DealPly adware abuses reputation services to remain under the radar

Malware researchers from enSilo have spotted a new variant of the DealPly adware that uses a new method to avoid detection.

Researchers from enSilo have discovered a new variant of the modular DealPly adware that abuses the reputation services provided by Microsoft’s SmartScreen (aka Windows Defender SmartScreen) and McAfee’s WebAdvisor to avoid detection.

The main feature of the DealPly adware is to install browser extensions that display advertisements in the victim’s browser.

“Besides of modular code, machine fingerprinting, VM detection techniques and robust C&C infrastructure, the most intriguing discovery was the way DealPly abuses Microsoft and McAfee reputation services to remain under the radar. Microsoft SmartScreen and McAfee WebAdvisor provide threat intelligence verdicts on files and URLs and are free to use.  ” reads the analysis published by enSilo.

This new variant abuses Microsoft and McAfee reputation services to evade the detection, it likely uses the services to check which of its variants and download sites are tracked as malicious and avoid to use them in future campaigns.

Let’s see in detail how the DealPly adware abuses the reputation services. The experts discovered that Some reputation modules are used only for certain countries. The country codes are organized into two groups and for each group, a different module is executed.

SmartScreen reputation module is used only on hosts located in the countries listed in Group A, while the McAfee WebAdvisor reputation module is used on hosts located in the countries listed in Group B. Anyway, some countries are included in both groups.

To avoid being blacklisted by Microsoft while querying the SmartScreen reputation service, DealPly will use the machines it manages to infect and will use them as a distributed network of machines for harvesting this data.

Upon initial execution, the SmartScreen module implemented by the adware will automatically deliver an empty request to the C2 server that in turn will reply with an XML formatted message containing information such as hashes/urls to be queried using the SmartScreen.

The SmartScreen reputation server appends an Authorization header that is used to prevent unwanted alterations of the requests.

The response sent by the SmartScreen includes a string describing the checked URL. The DealPly adware will focus on the following components and will send them to its C2 :

UNKN – Unknown URL/File
• MLWR- Malware related URL/File
• PHSH – Phishing related URL/File

Experts highlighted the fact that the SmartScreen API is undocumented, this means that the author of the malware has spent a significant effort in reverse engineering the inner workings of the SmartScreen mechanism\feature.
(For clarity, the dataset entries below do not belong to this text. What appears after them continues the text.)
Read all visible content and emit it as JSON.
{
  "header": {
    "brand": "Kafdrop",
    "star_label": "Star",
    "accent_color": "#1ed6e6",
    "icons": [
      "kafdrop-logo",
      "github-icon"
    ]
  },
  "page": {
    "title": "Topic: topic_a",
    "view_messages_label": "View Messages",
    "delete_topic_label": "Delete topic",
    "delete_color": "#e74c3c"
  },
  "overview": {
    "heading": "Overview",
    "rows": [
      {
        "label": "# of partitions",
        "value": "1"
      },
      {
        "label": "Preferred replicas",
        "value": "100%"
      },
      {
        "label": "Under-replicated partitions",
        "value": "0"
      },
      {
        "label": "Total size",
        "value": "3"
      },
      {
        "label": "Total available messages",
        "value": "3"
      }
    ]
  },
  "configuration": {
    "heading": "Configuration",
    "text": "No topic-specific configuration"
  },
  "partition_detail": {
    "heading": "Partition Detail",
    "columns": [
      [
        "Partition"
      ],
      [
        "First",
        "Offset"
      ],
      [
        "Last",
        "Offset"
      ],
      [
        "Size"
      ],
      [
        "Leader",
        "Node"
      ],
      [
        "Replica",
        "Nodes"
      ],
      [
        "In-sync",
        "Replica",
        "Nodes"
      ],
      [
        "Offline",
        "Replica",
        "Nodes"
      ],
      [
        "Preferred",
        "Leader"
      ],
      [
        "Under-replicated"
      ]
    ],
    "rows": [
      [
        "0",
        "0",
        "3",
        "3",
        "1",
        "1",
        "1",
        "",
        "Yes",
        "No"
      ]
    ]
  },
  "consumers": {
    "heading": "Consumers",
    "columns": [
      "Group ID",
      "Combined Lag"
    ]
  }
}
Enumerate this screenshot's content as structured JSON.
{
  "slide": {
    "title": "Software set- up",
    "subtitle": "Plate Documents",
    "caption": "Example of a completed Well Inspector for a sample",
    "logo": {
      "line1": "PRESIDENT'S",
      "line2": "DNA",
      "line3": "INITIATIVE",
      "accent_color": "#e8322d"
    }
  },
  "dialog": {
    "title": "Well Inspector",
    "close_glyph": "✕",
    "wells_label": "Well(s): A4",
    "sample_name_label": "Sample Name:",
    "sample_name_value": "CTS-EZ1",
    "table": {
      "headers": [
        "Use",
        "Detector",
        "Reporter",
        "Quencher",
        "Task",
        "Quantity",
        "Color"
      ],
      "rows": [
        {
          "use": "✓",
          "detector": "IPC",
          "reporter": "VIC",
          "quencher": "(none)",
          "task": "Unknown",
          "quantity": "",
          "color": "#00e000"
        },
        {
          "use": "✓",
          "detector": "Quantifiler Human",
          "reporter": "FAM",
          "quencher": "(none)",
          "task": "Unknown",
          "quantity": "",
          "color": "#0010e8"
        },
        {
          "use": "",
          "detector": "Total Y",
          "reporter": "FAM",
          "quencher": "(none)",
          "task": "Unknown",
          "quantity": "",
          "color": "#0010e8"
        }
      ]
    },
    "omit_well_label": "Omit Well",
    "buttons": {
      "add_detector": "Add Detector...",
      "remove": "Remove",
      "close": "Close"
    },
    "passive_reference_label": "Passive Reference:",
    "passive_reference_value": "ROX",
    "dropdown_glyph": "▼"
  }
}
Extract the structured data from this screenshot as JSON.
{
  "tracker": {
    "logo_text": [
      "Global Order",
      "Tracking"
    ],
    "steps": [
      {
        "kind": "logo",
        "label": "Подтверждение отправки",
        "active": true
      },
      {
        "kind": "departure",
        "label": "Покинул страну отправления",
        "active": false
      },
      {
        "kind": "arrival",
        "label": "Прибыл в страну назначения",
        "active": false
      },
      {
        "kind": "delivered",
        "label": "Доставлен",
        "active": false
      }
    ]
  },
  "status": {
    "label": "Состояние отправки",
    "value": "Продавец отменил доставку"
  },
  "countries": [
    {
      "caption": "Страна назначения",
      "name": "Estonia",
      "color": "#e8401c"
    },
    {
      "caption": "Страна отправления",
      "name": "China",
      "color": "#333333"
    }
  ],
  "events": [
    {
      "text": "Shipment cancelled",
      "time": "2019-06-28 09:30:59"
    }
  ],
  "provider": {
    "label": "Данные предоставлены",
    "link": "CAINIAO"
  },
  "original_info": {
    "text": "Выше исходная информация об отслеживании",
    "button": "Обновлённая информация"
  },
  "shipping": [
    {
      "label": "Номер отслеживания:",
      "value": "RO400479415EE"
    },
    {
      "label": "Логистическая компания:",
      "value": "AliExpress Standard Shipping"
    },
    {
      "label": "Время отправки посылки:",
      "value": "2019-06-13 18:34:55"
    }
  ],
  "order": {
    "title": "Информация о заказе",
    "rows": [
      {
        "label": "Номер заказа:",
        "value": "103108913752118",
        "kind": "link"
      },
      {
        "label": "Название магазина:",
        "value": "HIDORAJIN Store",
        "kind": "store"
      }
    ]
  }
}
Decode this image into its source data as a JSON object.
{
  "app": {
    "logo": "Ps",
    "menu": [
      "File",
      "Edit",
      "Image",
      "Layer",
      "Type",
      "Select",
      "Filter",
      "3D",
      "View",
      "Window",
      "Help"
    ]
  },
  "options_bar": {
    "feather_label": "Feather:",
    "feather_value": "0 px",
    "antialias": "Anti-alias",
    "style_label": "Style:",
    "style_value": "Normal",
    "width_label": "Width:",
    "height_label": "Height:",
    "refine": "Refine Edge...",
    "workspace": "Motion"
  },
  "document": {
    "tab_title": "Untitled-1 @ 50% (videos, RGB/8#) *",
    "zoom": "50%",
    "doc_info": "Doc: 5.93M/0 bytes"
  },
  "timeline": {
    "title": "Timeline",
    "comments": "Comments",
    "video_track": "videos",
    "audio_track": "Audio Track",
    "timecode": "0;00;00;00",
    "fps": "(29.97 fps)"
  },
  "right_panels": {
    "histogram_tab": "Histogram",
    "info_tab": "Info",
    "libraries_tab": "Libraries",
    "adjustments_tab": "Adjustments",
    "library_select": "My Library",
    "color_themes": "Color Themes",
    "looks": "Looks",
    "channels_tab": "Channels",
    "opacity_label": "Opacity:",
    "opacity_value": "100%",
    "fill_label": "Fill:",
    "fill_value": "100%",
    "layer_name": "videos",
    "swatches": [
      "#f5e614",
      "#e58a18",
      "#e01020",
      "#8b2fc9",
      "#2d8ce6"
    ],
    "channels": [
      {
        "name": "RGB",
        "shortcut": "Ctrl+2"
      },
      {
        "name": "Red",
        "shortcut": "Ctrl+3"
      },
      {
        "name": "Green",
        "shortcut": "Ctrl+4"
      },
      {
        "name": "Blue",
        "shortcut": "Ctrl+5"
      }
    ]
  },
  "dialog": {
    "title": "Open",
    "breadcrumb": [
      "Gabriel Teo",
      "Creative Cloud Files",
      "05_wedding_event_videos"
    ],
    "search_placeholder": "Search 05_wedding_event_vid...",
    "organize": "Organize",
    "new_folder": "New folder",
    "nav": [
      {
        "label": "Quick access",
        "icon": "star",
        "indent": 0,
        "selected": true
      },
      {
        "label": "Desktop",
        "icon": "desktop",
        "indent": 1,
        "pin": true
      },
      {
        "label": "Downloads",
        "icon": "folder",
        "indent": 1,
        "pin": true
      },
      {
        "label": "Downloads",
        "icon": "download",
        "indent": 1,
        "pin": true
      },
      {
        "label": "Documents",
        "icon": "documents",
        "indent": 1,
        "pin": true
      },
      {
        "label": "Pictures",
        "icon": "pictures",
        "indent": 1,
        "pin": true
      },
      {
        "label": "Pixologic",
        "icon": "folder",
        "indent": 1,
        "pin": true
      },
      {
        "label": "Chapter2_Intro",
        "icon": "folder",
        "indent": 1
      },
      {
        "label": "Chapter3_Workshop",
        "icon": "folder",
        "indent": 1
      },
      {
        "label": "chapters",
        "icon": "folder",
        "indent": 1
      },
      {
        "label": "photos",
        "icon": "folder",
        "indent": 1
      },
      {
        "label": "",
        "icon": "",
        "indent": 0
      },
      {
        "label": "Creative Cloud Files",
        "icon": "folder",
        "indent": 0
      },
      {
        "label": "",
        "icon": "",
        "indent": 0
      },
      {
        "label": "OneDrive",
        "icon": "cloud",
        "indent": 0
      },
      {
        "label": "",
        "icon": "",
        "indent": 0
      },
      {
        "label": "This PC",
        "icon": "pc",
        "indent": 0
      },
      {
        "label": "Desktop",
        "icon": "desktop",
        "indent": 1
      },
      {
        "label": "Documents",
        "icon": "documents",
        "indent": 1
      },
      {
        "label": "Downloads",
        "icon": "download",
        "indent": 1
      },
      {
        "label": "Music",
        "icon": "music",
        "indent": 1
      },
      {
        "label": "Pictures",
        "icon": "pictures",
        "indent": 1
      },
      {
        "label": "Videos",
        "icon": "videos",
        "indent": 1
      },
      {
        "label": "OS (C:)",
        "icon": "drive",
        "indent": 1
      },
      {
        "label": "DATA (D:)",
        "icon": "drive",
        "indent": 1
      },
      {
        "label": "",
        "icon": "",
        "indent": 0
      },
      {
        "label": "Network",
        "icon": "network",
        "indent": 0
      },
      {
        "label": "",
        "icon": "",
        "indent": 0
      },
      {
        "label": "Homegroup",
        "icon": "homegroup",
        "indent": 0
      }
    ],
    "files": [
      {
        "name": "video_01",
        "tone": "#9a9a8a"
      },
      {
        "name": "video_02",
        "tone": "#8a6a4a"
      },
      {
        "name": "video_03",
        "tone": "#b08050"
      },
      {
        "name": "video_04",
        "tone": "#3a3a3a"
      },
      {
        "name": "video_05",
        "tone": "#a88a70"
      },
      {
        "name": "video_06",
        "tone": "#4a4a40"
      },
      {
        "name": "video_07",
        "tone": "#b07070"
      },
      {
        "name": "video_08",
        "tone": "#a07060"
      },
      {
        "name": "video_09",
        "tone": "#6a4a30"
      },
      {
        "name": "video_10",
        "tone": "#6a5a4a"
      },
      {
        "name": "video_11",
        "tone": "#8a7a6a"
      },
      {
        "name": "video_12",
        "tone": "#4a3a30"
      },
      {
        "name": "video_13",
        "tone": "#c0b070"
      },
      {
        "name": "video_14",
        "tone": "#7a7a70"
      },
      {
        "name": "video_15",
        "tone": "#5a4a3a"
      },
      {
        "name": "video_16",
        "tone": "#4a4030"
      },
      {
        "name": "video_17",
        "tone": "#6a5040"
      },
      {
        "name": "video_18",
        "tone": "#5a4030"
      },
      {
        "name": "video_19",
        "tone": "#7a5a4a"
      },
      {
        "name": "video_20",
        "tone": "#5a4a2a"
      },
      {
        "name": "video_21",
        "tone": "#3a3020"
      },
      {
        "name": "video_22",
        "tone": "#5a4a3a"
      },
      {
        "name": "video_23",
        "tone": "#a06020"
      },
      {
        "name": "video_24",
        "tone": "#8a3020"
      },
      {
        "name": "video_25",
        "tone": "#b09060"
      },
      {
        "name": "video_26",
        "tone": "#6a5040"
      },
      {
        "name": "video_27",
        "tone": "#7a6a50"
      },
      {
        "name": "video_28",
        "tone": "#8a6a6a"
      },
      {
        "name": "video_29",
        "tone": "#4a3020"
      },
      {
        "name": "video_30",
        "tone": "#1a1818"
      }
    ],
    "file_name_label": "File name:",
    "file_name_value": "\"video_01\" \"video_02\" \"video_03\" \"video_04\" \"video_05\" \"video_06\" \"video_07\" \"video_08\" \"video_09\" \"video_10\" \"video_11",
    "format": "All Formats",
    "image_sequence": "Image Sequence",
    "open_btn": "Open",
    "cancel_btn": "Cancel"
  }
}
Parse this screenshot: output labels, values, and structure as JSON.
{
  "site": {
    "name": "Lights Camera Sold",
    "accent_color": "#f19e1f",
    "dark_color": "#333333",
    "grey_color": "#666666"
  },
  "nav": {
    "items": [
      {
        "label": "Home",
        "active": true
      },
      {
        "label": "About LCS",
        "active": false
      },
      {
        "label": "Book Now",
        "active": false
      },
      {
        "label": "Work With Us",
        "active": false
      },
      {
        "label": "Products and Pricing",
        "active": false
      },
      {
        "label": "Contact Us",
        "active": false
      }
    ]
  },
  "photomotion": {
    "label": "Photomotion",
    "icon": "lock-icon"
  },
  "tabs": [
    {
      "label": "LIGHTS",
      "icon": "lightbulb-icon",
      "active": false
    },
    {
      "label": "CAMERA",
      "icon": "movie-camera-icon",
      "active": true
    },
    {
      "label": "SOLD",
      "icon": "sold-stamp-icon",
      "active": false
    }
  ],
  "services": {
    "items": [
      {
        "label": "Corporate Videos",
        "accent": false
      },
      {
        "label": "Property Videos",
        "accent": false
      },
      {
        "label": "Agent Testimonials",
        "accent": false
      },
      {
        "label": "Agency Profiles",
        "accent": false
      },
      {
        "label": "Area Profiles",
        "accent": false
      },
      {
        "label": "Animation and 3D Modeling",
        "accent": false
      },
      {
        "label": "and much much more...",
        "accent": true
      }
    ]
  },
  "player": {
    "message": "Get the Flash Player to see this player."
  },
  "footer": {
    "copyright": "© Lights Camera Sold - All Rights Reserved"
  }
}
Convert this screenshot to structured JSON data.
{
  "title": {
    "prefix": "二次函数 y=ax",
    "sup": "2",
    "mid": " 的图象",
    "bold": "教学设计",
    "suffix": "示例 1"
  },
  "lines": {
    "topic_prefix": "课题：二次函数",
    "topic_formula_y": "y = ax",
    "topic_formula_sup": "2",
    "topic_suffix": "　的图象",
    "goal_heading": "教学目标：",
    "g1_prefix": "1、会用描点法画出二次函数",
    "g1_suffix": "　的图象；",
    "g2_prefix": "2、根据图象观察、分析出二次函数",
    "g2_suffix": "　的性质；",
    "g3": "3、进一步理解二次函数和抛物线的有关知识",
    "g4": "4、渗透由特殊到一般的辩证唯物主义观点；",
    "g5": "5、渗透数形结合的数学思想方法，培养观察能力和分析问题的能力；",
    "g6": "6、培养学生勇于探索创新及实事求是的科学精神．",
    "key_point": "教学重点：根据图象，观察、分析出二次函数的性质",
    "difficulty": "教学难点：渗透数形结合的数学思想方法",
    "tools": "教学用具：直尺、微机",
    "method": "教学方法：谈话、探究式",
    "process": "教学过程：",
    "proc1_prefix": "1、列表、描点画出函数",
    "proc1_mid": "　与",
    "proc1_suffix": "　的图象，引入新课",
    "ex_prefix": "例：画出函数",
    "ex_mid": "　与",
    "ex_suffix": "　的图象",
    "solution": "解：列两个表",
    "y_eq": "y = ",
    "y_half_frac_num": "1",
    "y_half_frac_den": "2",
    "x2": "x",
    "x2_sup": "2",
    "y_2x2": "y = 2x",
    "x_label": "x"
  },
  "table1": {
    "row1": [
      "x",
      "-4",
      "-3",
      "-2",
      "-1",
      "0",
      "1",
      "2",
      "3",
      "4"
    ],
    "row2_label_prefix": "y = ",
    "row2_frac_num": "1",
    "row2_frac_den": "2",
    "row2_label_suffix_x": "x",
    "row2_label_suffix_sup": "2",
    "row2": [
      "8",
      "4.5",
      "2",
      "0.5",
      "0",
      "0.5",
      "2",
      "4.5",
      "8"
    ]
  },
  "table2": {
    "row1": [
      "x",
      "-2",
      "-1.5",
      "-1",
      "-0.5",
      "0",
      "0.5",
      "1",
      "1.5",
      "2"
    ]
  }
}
Experts noticed that the DealPly adware supports multiple versions of the SmartScreen API to query the service on several Windows versions.

As anticipated, the adware also abuses McAfee’s WebAdvisor reputation service.

DealPly will send a request to the WebAdvisor service via the https://webadvisorc.rest.gti.mcafee.com/1 URL and will get data from the response.

enSilo researchers believe that this evasion technique will most probably be adopted by other malware in the future.

“In this blog we present an innovative technique adopted by DealPly operators to automate the evasion from AV products.By constantly querying reputation services they are able to automatically assess their AV detection rate and generate new samples when needed. This technique enable DealPly to always stay ahead of security solutions.” conclude the experts.

“This technique was initially observed when analyzing DealPly adware, yet we believe that it is only a matter of time before advanced malware operations will follow the trend.”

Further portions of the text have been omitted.